Sinzo Abe and the LDP win the election

17 Dec

I think that to a certain extent the results of the election here in Japan has more to do with the fickle nature of the Japanese public than any mandate for change. Its been a well documented carousel of prime ministers over the last half decade all of whom go into office seeking a coalition to establish their version of the national vision. Yet within a year of taking office the people sour on whatever slogan or policy had been used to garner their votes and simply vote to oust the former guy in favor of someone with a slightly different spin on things.

There is in fact a cultural obsession with something new. It is so pronounced that often the superior, older more established things are rebuilt so as to appear shiny and new.

The main difference as I see it is that Mr Noda was not only due for the yearly cycle bump out of office but that he was removed in favor of a repackaged candidate who summarily quit office the last time he held the position and perhaps more importantly for telling the truth about the national financial health. Mr Noda sent his message across the nation that a hike of the consumption tax was the best solution for the Japanese Governments spending programs. In order to keep the tap flowing everyone must now pay 10% consumption tax over the previous 5% rate.

Mr Abe on the other hand moved into power by promising a return to the free spending ways of the traditional LDP party. Many of these ancient lawmakers are in fact responsible for the broken financial situation that forced Mr Noda’s hand at the tax increase. Yet Abe-san went out and courted rural districts with pork barrel projects thus ensuring another few quarters of road expenditures. The way politics are apportioned in Japan is somewhat medieval with the rural folks having significantly more pull than the teeming masses of Japan’s urban mega cities. But this is a well known fact.

Japan’s pace of change is in many aspects glacial, but this election is a return to the past and thus a rejection of change in favor of the way things used to be done.

I make no secret that I preferred Mr Noda’s brand of politics because at least he was telling the truth. You could count on the former PM to tell it like it is or at least how he saw it. Mr Noda is truly a self made man, coming up through the system by hard work.

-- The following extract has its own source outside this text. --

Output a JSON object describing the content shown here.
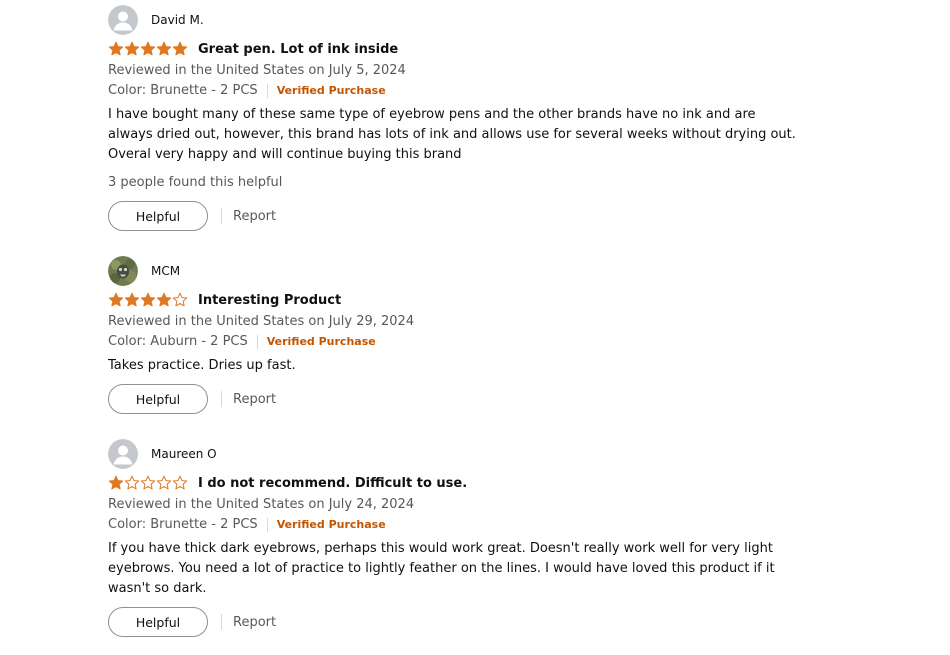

Mr Abe on the other hand has again been given the mantle of leadership for being from the right family and having the right connections.

What can we expect ?

More of the old style pork barrel road projects, a return to the governments pro nuclear stance, more spending on unnecessary infrastructure and frankly the return of open graft and corruption with the old traditional and loyal LDP members being rewarded large contracts.

Not to sound overly critical but I think the nuclear position of Japan is in the process of changing. The public perception is that for the most part it is unsafe, yet the industry has greased many wheels and provides both jobs and ‘affordable’ power. Many younger urban people which is by and large one of the largest segments of the population are staunchly anti nuclear due to the criminal neglect, denials, obfuscation and outright lies from TEPCO (Tokyo Electric Power Company). They believe that it is not safe and the folly of neglect that is the Fukushima fiasco underlines their position. Every Friday thousands gather in front of the government building and openly chant “No Nukes!”. This is very un-japanese behavior and has become acceptable both morally and socially.

Essentially Abe represents a return to the past rather than a step forward. The young people I talk with almost universally dislike Mr Abe and they are quite unhappy about his re-election. Further I believe that he is distinctly unpopular among women, people under 40 and urban living older people. However here in Japan the boomers and 65+ silver group hold most of the power. The boomers need the jobs and the silvers don’t want the taxes so it was a perfect storm that resulted in Abe winning.

Perhaps the LDP will attempt to steamroll a national policy of turning the nuclear reactors back on again over local protest groups. We will see how effective they will be in their attempts to move a popular public position to the fringes. Despite what I think will be public outrage it is probably best for Japan to turn the nukes back on and return to the days of steady electric power not reliant upon gas and oil sources. However I feel that the harder the LDP pushes on nuclear policy the less likely urban, educated and younger people are going to like what they are hearing.

I also expect Mr Abe to seek a new working understanding with the Chinese government. There is too much business between the two countries for him not to at least attempt a rapprochement. As to his success in this endeavor all bets are off as the Chinese hold most of the cards in this game. Perhaps they want to smooth things over and are ready to make nice only time will tell.

Regardless of how things transpire, by this time next year if not sooner Mr Abe will be out of the job.

From watching him on TV I think he looks ill and his face discolored and unhealthy so I would put his stay in office at perhaps 6~9 months. He has cobbled together the conservatives and other rural groups in a coalition of government spending programs. His claims of creating inflation and reducing the exchange value of the yen are little more than slogans. When he was previously in charge he did little to nothing using the same tired policies that his party has been using for the past 2 decades without success.

My conclusion is that he will be a rather unremarkable leader who will exacerbate the current account, trade and budget troubles. The special interests hold the strings here so Abe will tow the party line and look to hold on as long as his health lasts. If things go well enough he can hope to call for another election by Summer 2013 or Winter at latest and hand the reins to the next in line.